Esas Galatasaray'ı kuşkusuz büyük maçlarda,derbilerde izleyeceğiz.Ancak bu karşılaşmalardan sonra Fatih Terim'in bu takıma kattıkları ve bu takıma aldırdığı yolu enine boyuna tartışabileceğiz.

1 Ekim 2011 Cumartesi

Merhaba Blog Dünyası

Bu blogu açmakta geç kaldığım için üzgün aslında.Üç senedir internetteki sitelerde maç yorumları yazsam da keşke bu blogu daha önce açsaydım diye de dertlenmedim değil hani.Ama kısmet bugüneymiş.Blog dünyasının çok ama çok önemli kazandığı bir dönemde hele de futbol blogger'larının medyaya adım attığı bu devirde benim bu blog'daki performansımın da  geleceğim için belirleyici olacağı kesin.

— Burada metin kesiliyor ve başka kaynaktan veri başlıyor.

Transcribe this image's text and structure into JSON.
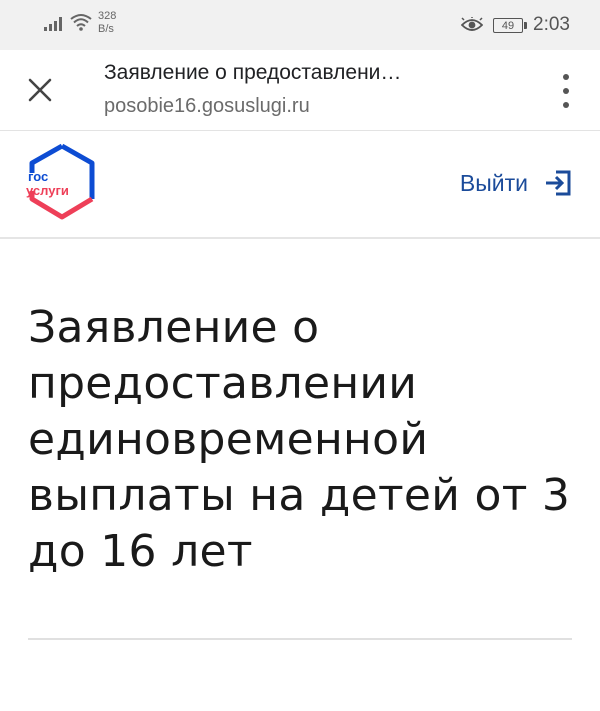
{
  "status_bar": {
    "net_speed_value": "328",
    "net_speed_unit": "B/s",
    "battery": "49",
    "time": "2:03",
    "icons": [
      "signal-icon",
      "wifi-icon",
      "eye-icon",
      "battery-icon"
    ]
  },
  "browser": {
    "page_title": "Заявление о предоставлени…",
    "url": "posobie16.gosuslugi.ru",
    "icons": [
      "close-icon",
      "more-vert-icon"
    ]
  },
  "site_header": {
    "logo_line1": "гос",
    "logo_line2": "услуги",
    "logout_label": "Выйти",
    "colors": {
      "logo_blue": "#0d4cd3",
      "logo_red": "#ee3f58",
      "link": "#1b4b9a"
    }
  },
  "main": {
    "title": "Заявление о предоставлении единовременной выплаты на детей от 3 до 16 лет"
  }
}
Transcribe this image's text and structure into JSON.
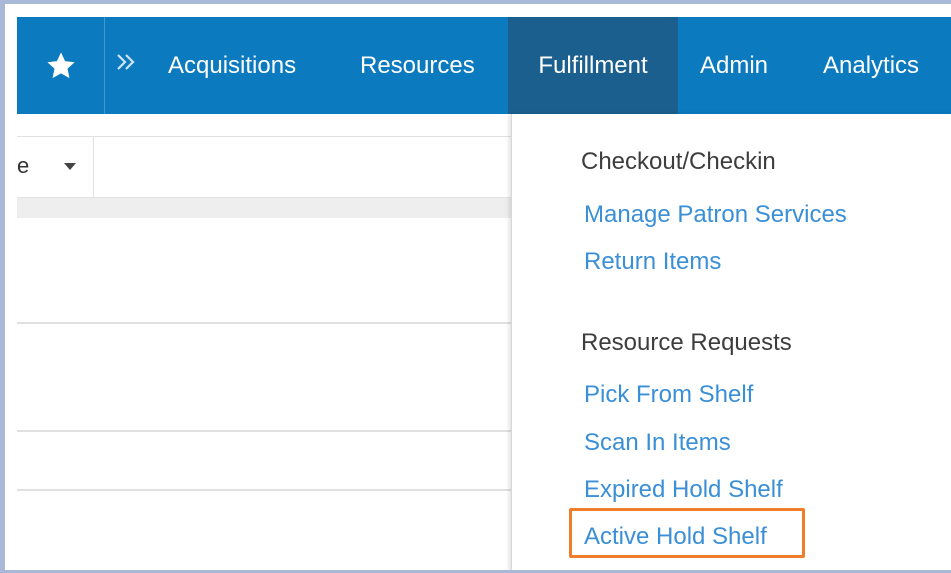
{
  "navbar": {
    "favorites_icon": "star-icon",
    "expand_icon": "double-chevron-right-icon",
    "items": [
      {
        "label": "Acquisitions"
      },
      {
        "label": "Resources"
      },
      {
        "label": "Fulfillment",
        "active": true
      },
      {
        "label": "Admin"
      },
      {
        "label": "Analytics"
      }
    ]
  },
  "left_panel": {
    "filter_text": "e",
    "filter_caret_icon": "caret-down-icon"
  },
  "fulfillment_menu": {
    "sections": [
      {
        "heading": "Checkout/Checkin",
        "links": [
          "Manage Patron Services",
          "Return Items"
        ]
      },
      {
        "heading": "Resource Requests",
        "links": [
          "Pick From Shelf",
          "Scan In Items",
          "Expired Hold Shelf",
          "Active Hold Shelf"
        ]
      }
    ],
    "highlighted_link": "Active Hold Shelf"
  },
  "colors": {
    "navbar_bg": "#0b7abf",
    "navbar_active_bg": "#1b5f8e",
    "link": "#3a8fd6",
    "highlight": "#ef7d2b"
  }
}
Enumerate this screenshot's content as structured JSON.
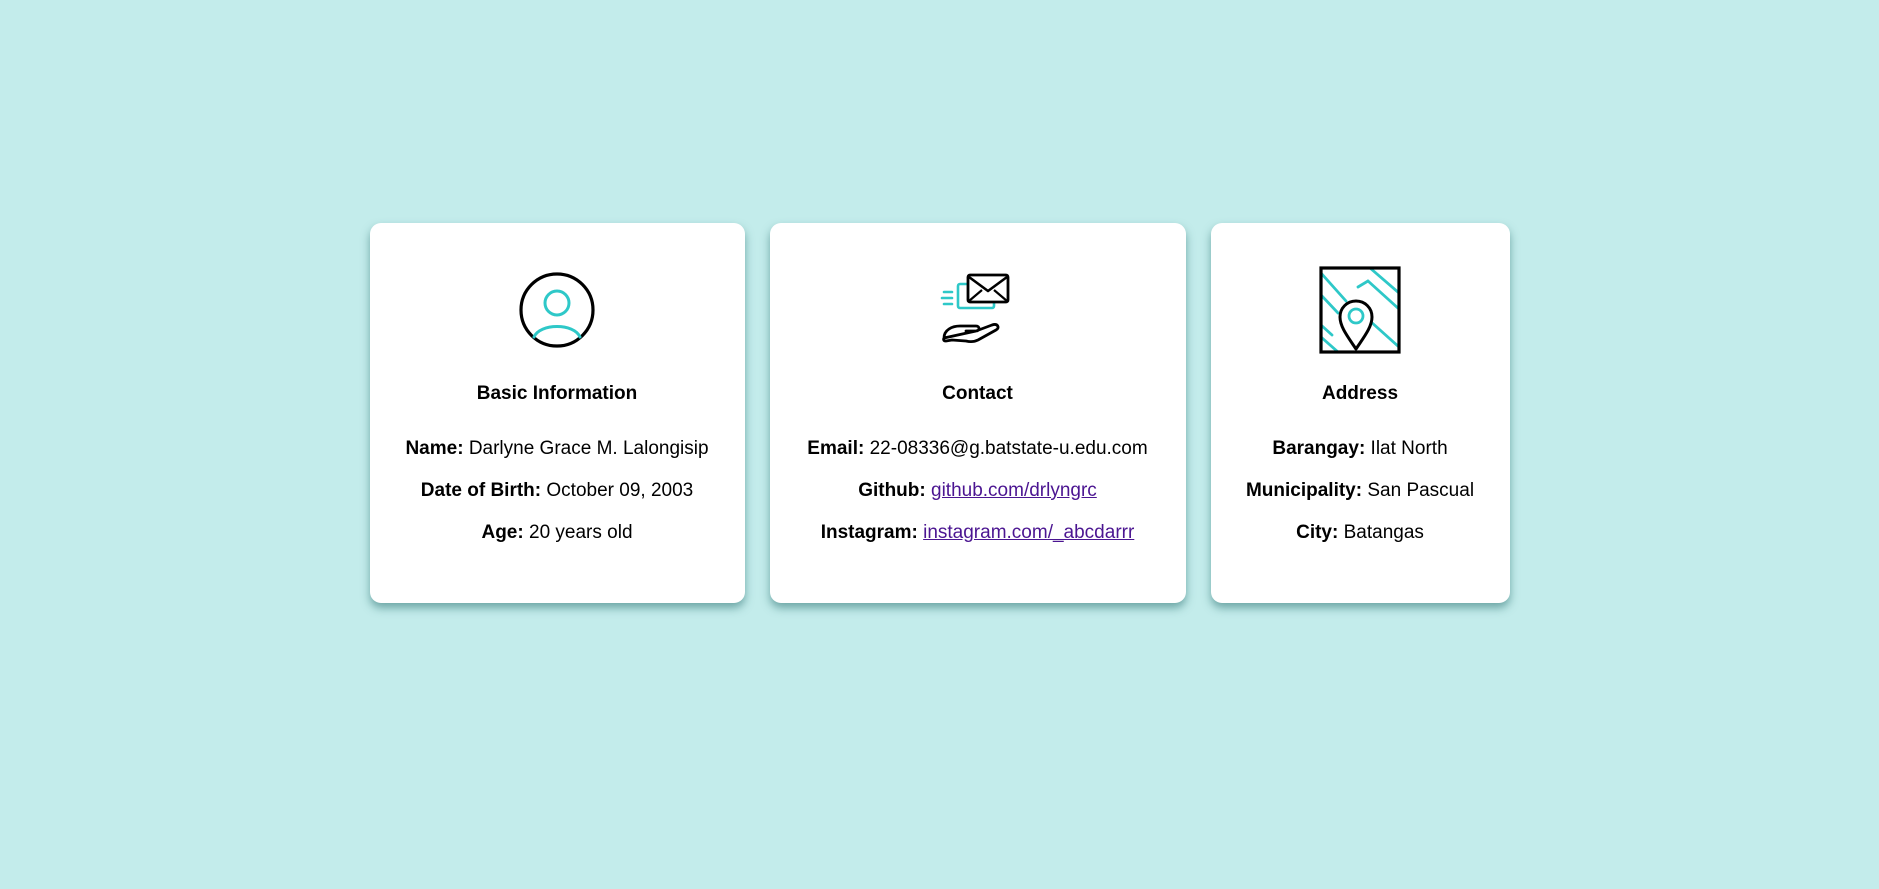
{
  "colors": {
    "background": "#c3eceb",
    "accent": "#2ec8c8",
    "link": "#4b1591"
  },
  "cards": [
    {
      "icon": "user-circle-icon",
      "title": "Basic Information",
      "rows": [
        {
          "label": "Name:",
          "value": "Darlyne Grace M. Lalongisip"
        },
        {
          "label": "Date of Birth:",
          "value": "October 09, 2003"
        },
        {
          "label": "Age:",
          "value": "20 years old"
        }
      ]
    },
    {
      "icon": "hand-mail-icon",
      "title": "Contact",
      "rows": [
        {
          "label": "Email:",
          "value": "22-08336@g.batstate-u.edu.com"
        },
        {
          "label": "Github:",
          "value": "github.com/drlyngrc"
        },
        {
          "label": "Instagram:",
          "value": "instagram.com/_abcdarrr"
        }
      ]
    },
    {
      "icon": "map-pin-icon",
      "title": "Address",
      "rows": [
        {
          "label": "Barangay:",
          "value": "Ilat North"
        },
        {
          "label": "Municipality:",
          "value": "San Pascual"
        },
        {
          "label": "City:",
          "value": "Batangas"
        }
      ]
    }
  ]
}
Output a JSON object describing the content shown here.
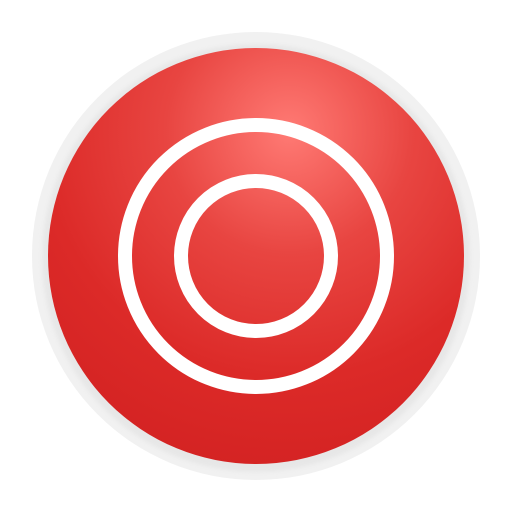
{
  "icon": {
    "name": "target-rings-icon",
    "colors": {
      "base_red": "#dc2626",
      "dark_red": "#d32222",
      "highlight_red": "#ff7a74",
      "ring_white": "#ffffff",
      "rim": "#f1f1f1"
    }
  }
}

Çakma Mourinho olayına gelince;hakkımda kısmında da belirttiğim gibi bu dünyada iki tip teknik direktör vardır diyeyim.Mourinho ve diğerleri.Varın siz anlayın bendeki Mou hayranlığını.

Umarım benim blogumda takip edilir yazdıklarım taraflı-tarafsız herkes tarafından takip edilir ve umarım bende diğer bloggerlar gibi daha büyük hedefler için yazabilirim.